Note: "permalinks" may not be as permanent as we would like,
direct links of old sources may well be a few messages off.
On Mon, Aug 10 2015 at 11:38pm -0400, Kent Overstreet <kent.overstreet at gmail.com> wrote: > On Mon, Aug 10, 2015 at 10:41:55PM -0400, Mike Snitzer wrote: > > On Mon, Aug 10 2015 at 10:00pm -0400, > > Martin K. Petersen <martin.petersen at oracle.com> wrote: > > > > > >>>>> "Ming" == Ming Lin <mlin at kernel.org> writes: > > > > > > Ming> Did you mean still use (UINT_MAX >> 9) in blkdev_issue_discard()? > > > > > > Ming> But that doesn't work for dm-thinp. See Kent's suggestion to use > > > Ming> 1<<31. > > > > > > I'm not sure why things are not working for dm-thinp.

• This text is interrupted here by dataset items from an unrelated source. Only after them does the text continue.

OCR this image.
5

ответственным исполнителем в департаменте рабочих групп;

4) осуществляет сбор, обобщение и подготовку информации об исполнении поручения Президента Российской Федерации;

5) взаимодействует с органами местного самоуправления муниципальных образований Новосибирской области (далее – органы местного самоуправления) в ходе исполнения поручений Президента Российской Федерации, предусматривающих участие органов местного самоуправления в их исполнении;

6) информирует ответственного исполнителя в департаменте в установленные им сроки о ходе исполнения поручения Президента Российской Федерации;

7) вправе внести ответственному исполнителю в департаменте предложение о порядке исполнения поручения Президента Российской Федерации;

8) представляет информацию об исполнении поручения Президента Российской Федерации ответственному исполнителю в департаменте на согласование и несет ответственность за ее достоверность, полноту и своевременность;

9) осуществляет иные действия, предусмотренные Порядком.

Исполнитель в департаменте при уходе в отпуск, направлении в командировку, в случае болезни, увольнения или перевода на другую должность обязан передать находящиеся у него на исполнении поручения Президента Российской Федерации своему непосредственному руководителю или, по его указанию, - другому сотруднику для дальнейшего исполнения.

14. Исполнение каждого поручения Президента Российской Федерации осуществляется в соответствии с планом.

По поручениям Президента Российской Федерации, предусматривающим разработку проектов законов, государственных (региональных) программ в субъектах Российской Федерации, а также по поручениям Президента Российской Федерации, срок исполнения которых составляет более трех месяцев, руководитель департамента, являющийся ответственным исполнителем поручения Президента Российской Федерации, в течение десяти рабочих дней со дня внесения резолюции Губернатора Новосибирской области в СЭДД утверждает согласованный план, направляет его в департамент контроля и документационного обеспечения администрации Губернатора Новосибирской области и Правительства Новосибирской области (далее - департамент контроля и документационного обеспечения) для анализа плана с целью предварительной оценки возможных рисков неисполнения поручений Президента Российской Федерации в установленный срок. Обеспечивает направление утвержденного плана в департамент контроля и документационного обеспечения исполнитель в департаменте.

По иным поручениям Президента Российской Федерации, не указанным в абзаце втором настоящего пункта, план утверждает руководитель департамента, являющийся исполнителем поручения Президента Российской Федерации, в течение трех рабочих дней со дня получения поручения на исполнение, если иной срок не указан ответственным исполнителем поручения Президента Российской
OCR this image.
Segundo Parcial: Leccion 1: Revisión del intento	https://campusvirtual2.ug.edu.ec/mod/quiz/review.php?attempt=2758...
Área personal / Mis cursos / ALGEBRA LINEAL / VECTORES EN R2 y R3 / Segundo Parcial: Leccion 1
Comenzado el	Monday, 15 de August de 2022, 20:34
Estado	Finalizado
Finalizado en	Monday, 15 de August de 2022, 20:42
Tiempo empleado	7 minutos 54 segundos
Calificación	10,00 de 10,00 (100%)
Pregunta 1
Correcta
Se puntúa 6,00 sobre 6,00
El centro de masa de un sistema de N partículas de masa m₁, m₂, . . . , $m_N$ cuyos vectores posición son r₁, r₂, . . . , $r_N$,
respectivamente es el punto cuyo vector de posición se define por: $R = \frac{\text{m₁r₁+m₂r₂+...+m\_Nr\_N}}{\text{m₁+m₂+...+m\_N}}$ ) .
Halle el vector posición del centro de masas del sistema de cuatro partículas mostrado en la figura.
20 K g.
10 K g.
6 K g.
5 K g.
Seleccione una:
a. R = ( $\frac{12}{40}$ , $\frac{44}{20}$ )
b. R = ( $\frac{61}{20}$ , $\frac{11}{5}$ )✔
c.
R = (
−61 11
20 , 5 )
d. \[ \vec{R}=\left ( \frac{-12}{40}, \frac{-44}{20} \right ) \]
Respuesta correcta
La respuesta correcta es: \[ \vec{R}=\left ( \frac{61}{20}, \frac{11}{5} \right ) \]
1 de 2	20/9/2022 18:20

Presumably Kent's > > > code would split the discard at a granularity boundary so why would that > > > cause problems for dm? > > > > DM-thinp processes discards internally before it passes them down (if > > configured to do so). If a discard is smaller than the granularity of a > > thinp block (whose size is configurable) or if the start and end of the > > discard's extent is misaligned (relative to the thinp blocks mapped to > > the logical extent) then the discard won't actually discard partial > > thinp blocks. > > This kind of logic really doesn't belong in dm - if it's needed, it really > belongs in bio_split() (which is supposed to work correctly for discards - so if > it is needed, then bio_split() needs fixing...) DM thinp does advertise discard_granularity that reflects the thinp blocksize. blk_queue_split() does look like it'd do the right thing. But the splitting that DM thinp is doing is a long standing implementation (in DM core) that will need to be carefully reviewed/rewritten. We can tackle it after all this late splitting code lands. > IMO though it belongs in the driver - if a discard needs to be dropped because > it's too small and the hardware can't do it, that should be the driver's > responsibility. This isn't about the hardware's limits. This is about the intermediate remapping/stacking driver's own space management hooking off of the discard bio too.